Le contrôle de l’état sur les collectivités territoriales
28 janvier 2006
La loi d’unification de 1982 a limité le contrôle de l’Etat à l’appréciation de la légalité. Le préfet doit avoir connaissance des actes sous son contrôle avant leur entrée eu vigueur. Il ne peut que déclencher le contrôle car seuls les tribunaux administratifs peuvent annuler les actes illégaux.
I. Le champ d’application du contrôle administratif
Déféré préfectoral possible pour :
les délibérations des assemblées.
les décisions réglementaires prisent par les autorités locales en matière de police administrative.

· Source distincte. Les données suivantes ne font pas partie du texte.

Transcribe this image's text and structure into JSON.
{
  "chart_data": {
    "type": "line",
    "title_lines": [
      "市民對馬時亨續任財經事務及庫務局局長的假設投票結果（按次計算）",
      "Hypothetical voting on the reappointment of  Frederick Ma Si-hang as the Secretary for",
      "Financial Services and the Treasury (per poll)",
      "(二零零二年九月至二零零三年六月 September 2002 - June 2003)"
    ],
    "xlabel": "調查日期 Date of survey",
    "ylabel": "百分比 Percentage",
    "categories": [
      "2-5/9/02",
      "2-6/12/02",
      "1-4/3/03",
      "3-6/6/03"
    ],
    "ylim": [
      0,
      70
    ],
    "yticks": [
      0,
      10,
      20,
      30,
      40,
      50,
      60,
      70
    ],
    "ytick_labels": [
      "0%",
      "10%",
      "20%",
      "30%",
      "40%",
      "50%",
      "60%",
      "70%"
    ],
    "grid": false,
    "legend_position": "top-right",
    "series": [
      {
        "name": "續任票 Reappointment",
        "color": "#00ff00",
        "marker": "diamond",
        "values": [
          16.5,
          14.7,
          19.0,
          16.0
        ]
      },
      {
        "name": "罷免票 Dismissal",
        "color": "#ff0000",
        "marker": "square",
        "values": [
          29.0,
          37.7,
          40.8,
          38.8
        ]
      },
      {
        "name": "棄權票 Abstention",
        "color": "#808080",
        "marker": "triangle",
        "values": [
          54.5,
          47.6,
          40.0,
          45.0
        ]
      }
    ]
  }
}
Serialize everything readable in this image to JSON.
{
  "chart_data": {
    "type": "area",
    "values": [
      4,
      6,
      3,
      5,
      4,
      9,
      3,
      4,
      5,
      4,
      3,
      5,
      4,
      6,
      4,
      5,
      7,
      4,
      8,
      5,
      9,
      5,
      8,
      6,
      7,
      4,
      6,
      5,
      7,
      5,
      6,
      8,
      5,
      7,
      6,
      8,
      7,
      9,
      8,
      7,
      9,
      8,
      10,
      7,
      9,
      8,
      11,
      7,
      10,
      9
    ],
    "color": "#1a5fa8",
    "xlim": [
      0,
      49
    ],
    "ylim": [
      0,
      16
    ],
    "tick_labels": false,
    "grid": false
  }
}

les décisions de passer des marchés publics ou des contrats de délégation de services publics.
Le recours pour excès de pouvoir est aussi possible pour tous les actes. L’administré peut directement attaquer un acte devant le tribunal si le préfet refuse de le déférer.
Même modalité de contrôle pour les départements, communes, EPCI.
Seuls les actes du maire relèvent toujours du contrôle du préfet et du procureur de la république.
II. Le déroulement du contrôle
Le déféré doit intervenir dans les deux mois après la transmission de l’acte (la transmission est une condition à l’entrée en vigueur) et peut être accompagné d’une demande de sursis à exécution. Par exception au principe non suspensif du recours, l’exécution de la décision déférée est automatiquement suspendue pendant un mois en matière d’urbanisme, de marché ou de délégation de services publics.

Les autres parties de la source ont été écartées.